Vorige

Wijziging van herwaarderingscoëfficiënt SWT vanaf 1 januari 2022

Op 7 december 2021 heeft de Nationale Arbeidsraad een collectieve arbeidsovereenkomst (nr. 17/41) gesloten die de herwaarderingscoëfficiënt in het kader van SWT vaststelt op 1,0026. Zo worden vanaf 1 januari 2022 zowel de aanvullende vergoeding SWT als het netto-referteloon aangepast.

Het inkomen van een persoon in SWT is samengesteld uit twee componenten:

  • enerzijds de werkloosheidsuitkering ten laste van de RVA;
  • anderzijds een aanvullende vergoeding waarbij rekening gehouden wordt met een begrensd netto-referteloon.

De aanvullende vergoeding is minimaal gelijk aan de helft van het verschil tussen het netto-referteloon en de werkloosheidsuitkering.

Het inkomen van de persoon in SWT kan in twee situaties wijzigen:

  • elk jaar op 1 januari door de herwaardering na een beslissing van de Nationale Arbeidsraad;       
  • anderzijds door indexering op ogenblik van indexatie van de sociale uitkeringen.

De aanpassing van de aanvullende vergoeding gebeurt conform onderstaande tabel.

Basis berekening referteloon

% verhoging aanvullende vergoeding

Referteloon van voor januari 2021

0,26%

Referteloon van januari, februari of maart 2021

0,195%

Referteloon van april, mei of juni 2021

0,13%

Referteloon van juli, augustus of september 2021

0,065%

Referteloon van oktober, november of december 2021

Geen aanpassing

Naast de aanvullende vergoeding is er ook een aanpassing van het grensbedrag in kader van de berekening van het netto-referteloon.

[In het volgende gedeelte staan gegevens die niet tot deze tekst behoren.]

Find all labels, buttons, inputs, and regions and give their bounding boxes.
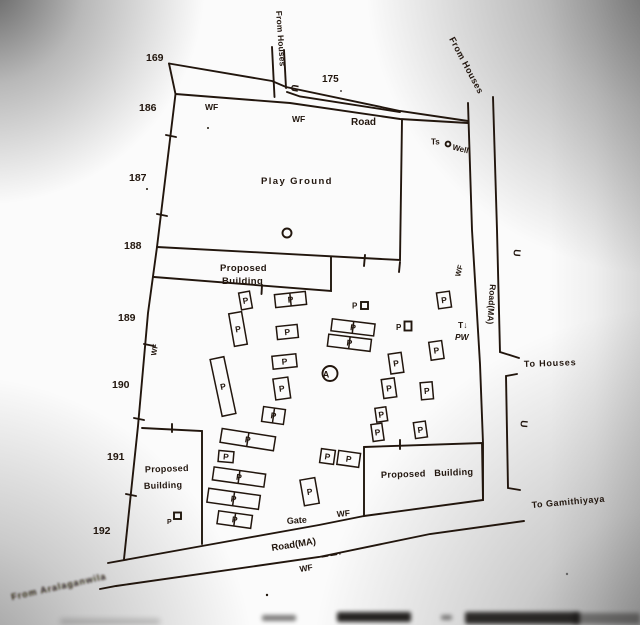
svg-text:T↓: T↓ (458, 320, 467, 330)
svg-text:Ts: Ts (431, 138, 440, 147)
svg-text:From Houses: From Houses (447, 35, 485, 95)
svg-text:P: P (378, 409, 385, 420)
svg-text:169: 169 (146, 52, 164, 64)
svg-text:Gate: Gate (286, 515, 307, 526)
svg-text:P: P (242, 295, 250, 306)
svg-text:P: P (345, 454, 352, 465)
svg-text:P: P (230, 493, 237, 504)
svg-text:P: P (244, 434, 251, 445)
svg-text:188: 188 (124, 240, 142, 252)
svg-text:WF: WF (299, 562, 314, 574)
svg-text:P: P (287, 294, 294, 305)
svg-text:P: P (424, 386, 431, 396)
svg-text:P: P (417, 424, 424, 435)
svg-text:P: P (278, 383, 285, 394)
svg-text:P: P (392, 358, 399, 369)
svg-text:To Gamithiyaya: To Gamithiyaya (531, 494, 605, 510)
svg-text:Proposed: Proposed (220, 263, 267, 274)
svg-text:Proposed Building: Proposed Building (381, 467, 474, 480)
svg-text:Road(MA): Road(MA) (271, 536, 317, 554)
svg-text:P: P (231, 514, 238, 525)
svg-text:U: U (288, 83, 300, 92)
svg-text:P: P (270, 410, 277, 421)
svg-text:Road: Road (351, 117, 376, 128)
svg-text:WF: WF (205, 102, 218, 112)
svg-text:WF: WF (292, 114, 305, 124)
svg-text:P: P (281, 356, 288, 367)
svg-text:192: 192 (93, 525, 111, 537)
svg-text:Well: Well (452, 143, 470, 156)
svg-text:190: 190 (112, 379, 130, 391)
svg-text:P: P (306, 486, 314, 497)
svg-text:P: P (219, 381, 227, 392)
svg-text:WF: WF (453, 264, 465, 278)
svg-text:P: P (223, 451, 230, 461)
svg-text:P: P (284, 327, 291, 338)
svg-text:PW: PW (455, 332, 470, 342)
svg-text:U: U (517, 420, 529, 428)
svg-text:P: P (440, 295, 447, 306)
svg-text:P: P (352, 302, 358, 311)
svg-text:From Houses: From Houses (274, 10, 288, 66)
svg-text:189: 189 (118, 312, 136, 324)
svg-text:P: P (374, 427, 381, 438)
svg-text:P: P (433, 345, 440, 356)
svg-text:To Houses: To Houses (524, 357, 577, 369)
svg-text:P: P (167, 519, 172, 526)
svg-text:From Aralaganwila: From Aralaganwila (10, 571, 107, 602)
svg-text:Proposed: Proposed (145, 463, 189, 475)
svg-text:P: P (346, 337, 353, 348)
svg-text:Building: Building (144, 480, 183, 491)
svg-text:175: 175 (322, 74, 339, 85)
svg-text:P: P (324, 451, 331, 462)
svg-text:A: A (323, 370, 330, 380)
svg-text:P: P (385, 383, 392, 394)
svg-text:U: U (510, 249, 522, 257)
svg-text:P: P (235, 472, 242, 483)
svg-text:186: 186 (139, 102, 157, 114)
svg-text:P: P (234, 324, 242, 335)
svg-text:P: P (396, 323, 402, 332)
svg-text:187: 187 (129, 172, 147, 184)
svg-text:P: P (350, 322, 357, 333)
svg-text:Play Ground: Play Ground (261, 176, 333, 187)
svg-text:191: 191 (107, 451, 125, 463)
svg-text:Building: Building (222, 276, 263, 287)
svg-text:WF: WF (149, 343, 160, 356)
svg-text:Road(MA): Road(MA) (485, 284, 498, 325)
svg-text:WF: WF (336, 508, 350, 519)
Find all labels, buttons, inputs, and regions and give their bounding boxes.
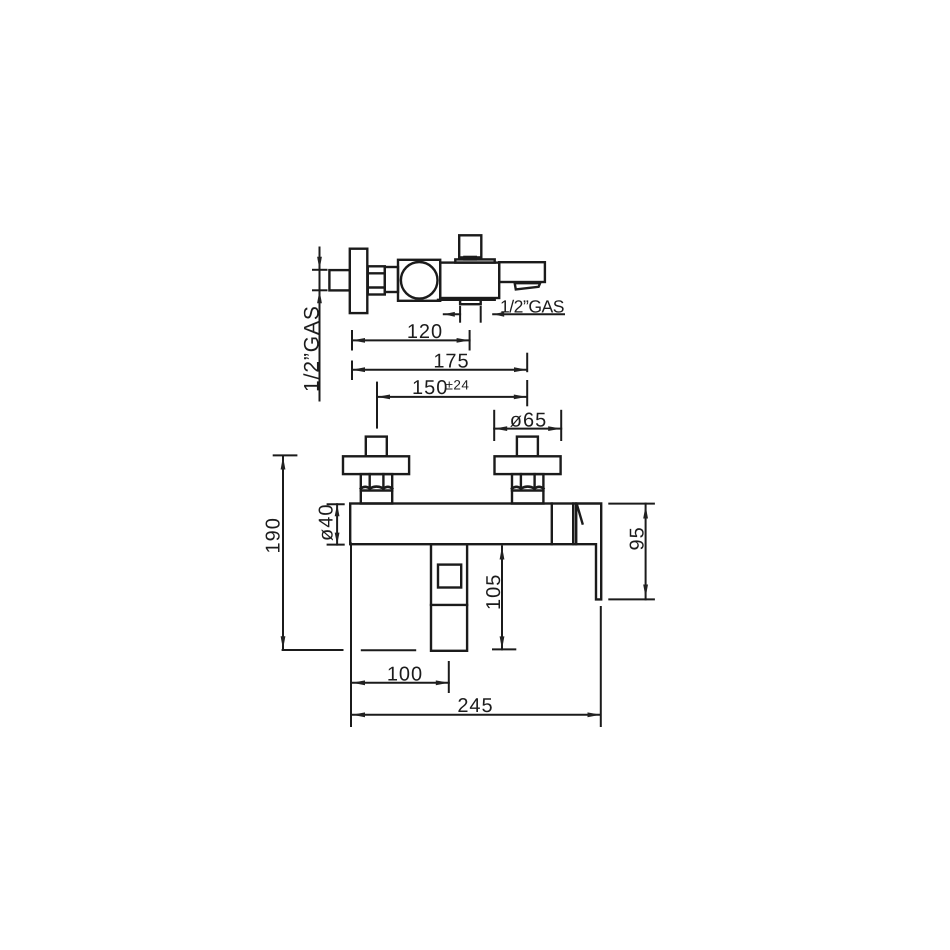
svg-text:1/2”GAS: 1/2”GAS [301,305,324,392]
svg-text:95: 95 [627,526,649,550]
svg-text:ø40: ø40 [316,504,338,541]
svg-text:1/2”GAS: 1/2”GAS [500,297,564,317]
svg-text:±24: ±24 [446,378,470,393]
svg-text:245: 245 [457,695,493,717]
svg-text:190: 190 [263,517,285,553]
svg-text:105: 105 [483,574,505,610]
svg-text:ø65: ø65 [510,410,547,432]
svg-text:175: 175 [433,351,469,373]
svg-text:120: 120 [407,321,443,343]
svg-text:150: 150 [412,377,448,399]
svg-text:100: 100 [387,664,423,686]
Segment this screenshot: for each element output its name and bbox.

Vanaf 1 januari 2022 is het nieuwe bedrag 4.274,21 euro.

Door de verwachte overschrijding van de spilindex in december 2021 zullen in januari 2022 de werkloosheidsuitkering en de andere aan SWT gerelateerde bedragen met 2% omhoog gaan.

Bron:

CAO 17/41 van 7 december 2021 tot wijziging en uitvoering van de collectieve arbeidsovereenkomst nr. 17 van 19 december 1974 tot invoering van een regeling van aanvullende vergoeding ten gunste van sommige bejaarde werknemers indien zij worden ontslagen, www.cnt-nar.be.